Perempuan kerap terlibat negosiasi dalam penyelesaian konflik dengan mengunakan strategi berpikir ataupun mengunakan daya tariknya dengan bijaksana untuk menaklukan penguasa. Contoh cerita ratu ester yang mengakhiri konflik persia atau cerita ratu zand shahbanu, adapula cerita ratu bilqis yang memilih bernegosiasi dengan nabi Sualiman karena pemikirannya bahwa selagi masih ada jalan damai mengapa harus berperang.
Perempuan mesti menjadi pencetus dan agen perdamaian.
Di Indonesia ada begitu banyak perempuan yang menginspirasi ada kartini, cut nyak meutia, cuk nyak dien, dewi sartika dan perempuan kabaresi dari Maluku Christina Martha Tiahau yang menjadi pahlawan revolusi yang memperjuangan kemerdekaan. Pengorbanan para patriot Nasionalis demi keutuhan NKRI jangan sampai dikhinati oleh mereka yang radikal.
Nasionalisme Pancasila harus menjadi landasan pikir kita bersama.
Sebagai kader PDI Perjuangan saya juga terinspirasi oleh Ketua Umum Saya yang adalah seorang Perempuan, Megawati Soekarno Putri yang mana beliau telah melewati banyak kesulitan dari pemujaan hingga pengkhianatan tapi semangat mempertahankan NKRI dan Idiologi bangsa tak sedikitpun kendur, api Nasionalisme Pancasila tetap berkorbar dan tidak pernah padam walau diterpa badai, jatuh bangun dari zaman penjajahan kolonial, orde baru, reformasi dan hingga kini, saya yakin beliau hari ini bukan semata-mata belajar dari sang Plokamator tapi juga karna bijaksana dan arifnya seorang perempuan bernama Fatmawatih. Adalah benar bahwa dibalik kesuksesan seorang lelaki ada perempuan yang hebat.
Adapula adagium yang menyatakan baik buruknya suatu bangsa tergantung baik buruknya kaum wanita bangsa tersebut.
Menurut saya Kaum nasionalis itu lahir dari rahim perempuan – perempuan yang nasionalis.

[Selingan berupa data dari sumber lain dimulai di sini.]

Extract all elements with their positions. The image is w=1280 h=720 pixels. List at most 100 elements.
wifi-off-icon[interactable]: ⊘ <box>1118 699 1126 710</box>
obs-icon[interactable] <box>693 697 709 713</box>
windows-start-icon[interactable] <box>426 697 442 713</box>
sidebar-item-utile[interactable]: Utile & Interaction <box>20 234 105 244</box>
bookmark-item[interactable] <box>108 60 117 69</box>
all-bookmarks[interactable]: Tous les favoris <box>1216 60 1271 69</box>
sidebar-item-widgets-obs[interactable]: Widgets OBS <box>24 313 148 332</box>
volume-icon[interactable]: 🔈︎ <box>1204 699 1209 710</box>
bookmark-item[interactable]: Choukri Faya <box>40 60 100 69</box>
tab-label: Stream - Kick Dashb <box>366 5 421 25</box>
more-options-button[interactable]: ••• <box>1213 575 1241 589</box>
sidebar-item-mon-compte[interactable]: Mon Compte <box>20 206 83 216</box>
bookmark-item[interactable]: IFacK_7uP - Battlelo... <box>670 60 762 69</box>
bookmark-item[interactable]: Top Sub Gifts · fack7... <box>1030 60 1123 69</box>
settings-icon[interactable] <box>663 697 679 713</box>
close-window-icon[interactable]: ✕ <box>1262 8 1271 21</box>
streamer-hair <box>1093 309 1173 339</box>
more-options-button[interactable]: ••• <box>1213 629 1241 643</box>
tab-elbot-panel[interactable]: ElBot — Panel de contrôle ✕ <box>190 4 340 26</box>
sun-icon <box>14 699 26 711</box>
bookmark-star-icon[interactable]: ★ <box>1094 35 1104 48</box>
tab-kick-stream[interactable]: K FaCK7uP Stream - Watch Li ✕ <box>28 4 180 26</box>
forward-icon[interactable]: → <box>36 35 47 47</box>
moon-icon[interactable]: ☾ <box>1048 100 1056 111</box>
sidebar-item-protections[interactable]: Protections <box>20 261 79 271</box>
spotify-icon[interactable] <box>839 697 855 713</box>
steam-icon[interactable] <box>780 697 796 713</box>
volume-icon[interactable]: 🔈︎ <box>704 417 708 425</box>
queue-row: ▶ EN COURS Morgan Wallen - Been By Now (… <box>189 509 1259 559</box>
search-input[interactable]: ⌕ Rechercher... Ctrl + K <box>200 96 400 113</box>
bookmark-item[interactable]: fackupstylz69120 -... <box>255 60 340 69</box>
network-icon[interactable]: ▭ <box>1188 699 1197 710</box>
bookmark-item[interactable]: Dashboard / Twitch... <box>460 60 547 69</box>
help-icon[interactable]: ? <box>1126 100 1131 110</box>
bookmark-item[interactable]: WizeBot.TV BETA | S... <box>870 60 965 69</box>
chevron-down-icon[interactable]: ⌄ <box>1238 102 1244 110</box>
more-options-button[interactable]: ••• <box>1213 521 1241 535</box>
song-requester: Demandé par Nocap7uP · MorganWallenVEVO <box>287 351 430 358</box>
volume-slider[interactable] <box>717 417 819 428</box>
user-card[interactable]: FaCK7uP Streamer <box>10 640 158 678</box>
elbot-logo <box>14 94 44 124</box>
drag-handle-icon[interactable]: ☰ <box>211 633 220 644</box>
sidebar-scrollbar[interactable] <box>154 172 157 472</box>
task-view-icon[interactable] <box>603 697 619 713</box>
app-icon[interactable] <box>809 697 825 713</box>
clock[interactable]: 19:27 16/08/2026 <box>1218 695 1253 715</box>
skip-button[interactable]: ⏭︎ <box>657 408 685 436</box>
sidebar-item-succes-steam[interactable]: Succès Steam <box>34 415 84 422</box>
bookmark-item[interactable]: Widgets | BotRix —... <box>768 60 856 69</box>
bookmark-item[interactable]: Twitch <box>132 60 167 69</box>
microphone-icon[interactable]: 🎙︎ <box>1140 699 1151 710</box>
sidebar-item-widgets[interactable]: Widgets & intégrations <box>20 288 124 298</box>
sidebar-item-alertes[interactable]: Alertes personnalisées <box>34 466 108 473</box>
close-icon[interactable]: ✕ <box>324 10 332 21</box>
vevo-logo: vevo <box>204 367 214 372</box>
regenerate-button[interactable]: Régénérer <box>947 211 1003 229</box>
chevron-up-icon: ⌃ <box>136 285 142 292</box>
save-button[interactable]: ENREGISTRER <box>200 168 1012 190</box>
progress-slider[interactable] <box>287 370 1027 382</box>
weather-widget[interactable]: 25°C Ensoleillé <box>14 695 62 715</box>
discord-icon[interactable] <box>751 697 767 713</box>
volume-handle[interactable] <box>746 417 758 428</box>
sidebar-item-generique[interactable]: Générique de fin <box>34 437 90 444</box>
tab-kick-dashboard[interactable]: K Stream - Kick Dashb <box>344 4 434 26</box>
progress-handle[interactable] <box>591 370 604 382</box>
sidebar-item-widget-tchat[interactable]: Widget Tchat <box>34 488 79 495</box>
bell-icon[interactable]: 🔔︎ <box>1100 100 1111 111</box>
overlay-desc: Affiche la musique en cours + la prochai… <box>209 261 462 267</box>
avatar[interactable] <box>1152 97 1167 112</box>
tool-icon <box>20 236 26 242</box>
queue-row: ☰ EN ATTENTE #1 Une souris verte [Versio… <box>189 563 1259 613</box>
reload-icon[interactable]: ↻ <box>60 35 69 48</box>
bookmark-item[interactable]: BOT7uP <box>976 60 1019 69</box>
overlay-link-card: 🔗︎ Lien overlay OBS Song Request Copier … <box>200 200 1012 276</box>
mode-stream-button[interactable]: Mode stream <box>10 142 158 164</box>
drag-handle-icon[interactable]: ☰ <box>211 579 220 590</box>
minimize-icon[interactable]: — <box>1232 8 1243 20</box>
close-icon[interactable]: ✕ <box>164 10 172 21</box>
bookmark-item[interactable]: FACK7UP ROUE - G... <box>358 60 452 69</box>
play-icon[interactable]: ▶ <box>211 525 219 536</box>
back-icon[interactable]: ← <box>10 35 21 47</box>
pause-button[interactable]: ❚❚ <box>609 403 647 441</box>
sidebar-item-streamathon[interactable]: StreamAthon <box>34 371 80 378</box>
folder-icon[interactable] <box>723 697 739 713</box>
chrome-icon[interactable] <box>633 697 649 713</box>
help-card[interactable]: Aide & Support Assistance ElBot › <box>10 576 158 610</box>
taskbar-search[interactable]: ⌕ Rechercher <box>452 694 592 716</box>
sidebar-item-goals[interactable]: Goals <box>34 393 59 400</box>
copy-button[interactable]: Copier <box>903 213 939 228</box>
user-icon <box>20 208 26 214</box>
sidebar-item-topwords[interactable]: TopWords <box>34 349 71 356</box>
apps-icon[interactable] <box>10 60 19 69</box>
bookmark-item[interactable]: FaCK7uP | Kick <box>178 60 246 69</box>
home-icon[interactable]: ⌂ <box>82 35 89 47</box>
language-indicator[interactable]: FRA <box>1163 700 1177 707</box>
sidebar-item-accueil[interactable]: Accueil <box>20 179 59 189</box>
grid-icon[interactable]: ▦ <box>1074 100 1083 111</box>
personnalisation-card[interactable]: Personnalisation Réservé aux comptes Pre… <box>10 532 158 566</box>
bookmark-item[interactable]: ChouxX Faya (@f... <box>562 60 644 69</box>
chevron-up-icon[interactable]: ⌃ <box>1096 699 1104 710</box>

Perjuangan Perempuan hari ini memang berbeda tapi kekuatan peran seorang Perempuan tetaplah sama.
Apapun profesinya Teriakan bahkan Bisikan seorang perempuan sekalipun mampu melawan radikalisme.
Untuk semua perempuan janganlah jenuh “berteriak dan teruslah berbisik”. Massa depan Bangsa ada ditangan kita.